The History Graduate Students Committee invites you to attend the first installment of the 2006-2007 HGSC Lecture Series, featuring Dr. Keith Thor Carlson (Dept of History) presenting: “Dreams, Footnotes, and History”
Today, Thursday November 2nd 4:00-5:00 in Arts 214
The footnote: a citation or brief explanation. But what does one do when the person we’re interviewing tells us that he or she is not, in fact, the source of historical information, but merely a conduit; that the voice transmitting the “historical evidence” is not the ethnographic “other” sitting across the table from us, but the other’s other – an ancestral voice acquired not from memory in the western sense, but from dreams across shamanic chasms?
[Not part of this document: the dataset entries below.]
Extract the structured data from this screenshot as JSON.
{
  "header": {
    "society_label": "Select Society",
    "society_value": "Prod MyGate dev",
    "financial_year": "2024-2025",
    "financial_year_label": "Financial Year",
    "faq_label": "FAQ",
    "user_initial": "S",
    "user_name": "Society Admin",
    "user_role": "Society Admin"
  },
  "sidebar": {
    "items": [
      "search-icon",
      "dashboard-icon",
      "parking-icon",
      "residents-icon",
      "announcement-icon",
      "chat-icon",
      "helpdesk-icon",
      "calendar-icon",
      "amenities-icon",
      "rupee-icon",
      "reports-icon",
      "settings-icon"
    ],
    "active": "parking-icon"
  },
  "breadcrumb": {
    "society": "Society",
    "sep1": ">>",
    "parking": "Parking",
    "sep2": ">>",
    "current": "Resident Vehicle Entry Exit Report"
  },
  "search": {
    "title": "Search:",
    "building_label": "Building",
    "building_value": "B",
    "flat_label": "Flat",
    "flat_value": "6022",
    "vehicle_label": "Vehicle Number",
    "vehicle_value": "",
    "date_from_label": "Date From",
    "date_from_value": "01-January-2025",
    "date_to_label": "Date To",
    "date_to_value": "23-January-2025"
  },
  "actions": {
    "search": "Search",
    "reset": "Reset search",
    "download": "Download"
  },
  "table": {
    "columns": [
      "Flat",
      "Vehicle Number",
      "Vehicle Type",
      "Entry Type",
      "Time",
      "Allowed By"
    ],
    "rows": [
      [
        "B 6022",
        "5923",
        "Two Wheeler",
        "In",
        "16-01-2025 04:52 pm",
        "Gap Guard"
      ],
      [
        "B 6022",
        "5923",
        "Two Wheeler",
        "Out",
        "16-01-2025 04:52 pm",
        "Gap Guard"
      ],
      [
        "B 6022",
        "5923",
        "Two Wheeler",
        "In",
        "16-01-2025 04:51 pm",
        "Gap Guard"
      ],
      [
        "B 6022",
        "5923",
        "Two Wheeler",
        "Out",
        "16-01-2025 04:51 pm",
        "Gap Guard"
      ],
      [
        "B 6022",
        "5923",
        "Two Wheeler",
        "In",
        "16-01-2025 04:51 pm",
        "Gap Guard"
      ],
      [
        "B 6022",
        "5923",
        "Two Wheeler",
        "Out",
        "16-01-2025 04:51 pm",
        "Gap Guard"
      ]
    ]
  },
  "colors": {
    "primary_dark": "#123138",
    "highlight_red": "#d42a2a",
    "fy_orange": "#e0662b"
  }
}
And how do we respond when the other’s other informs us that our own voice is actually not ours, but one directed by an Aboriginal ancestral spirit whose alleged design is to influence questions so as to illicit particular responses? In such a relationship where does the power and agency reside, and more basically, how does one cite one’s source? Building upon such diverse historical theorists as Michel de Certeau, Carlo Ginzburg, and Marshall Sahlins, Carlson engages with Salish indigenous knowledge and explains how he came to learn that skepticism isn't always as clever as one might think, and why a historical footnote can be a difficult thing to craft.
The Lecture is open to the general public. We hope to see you there!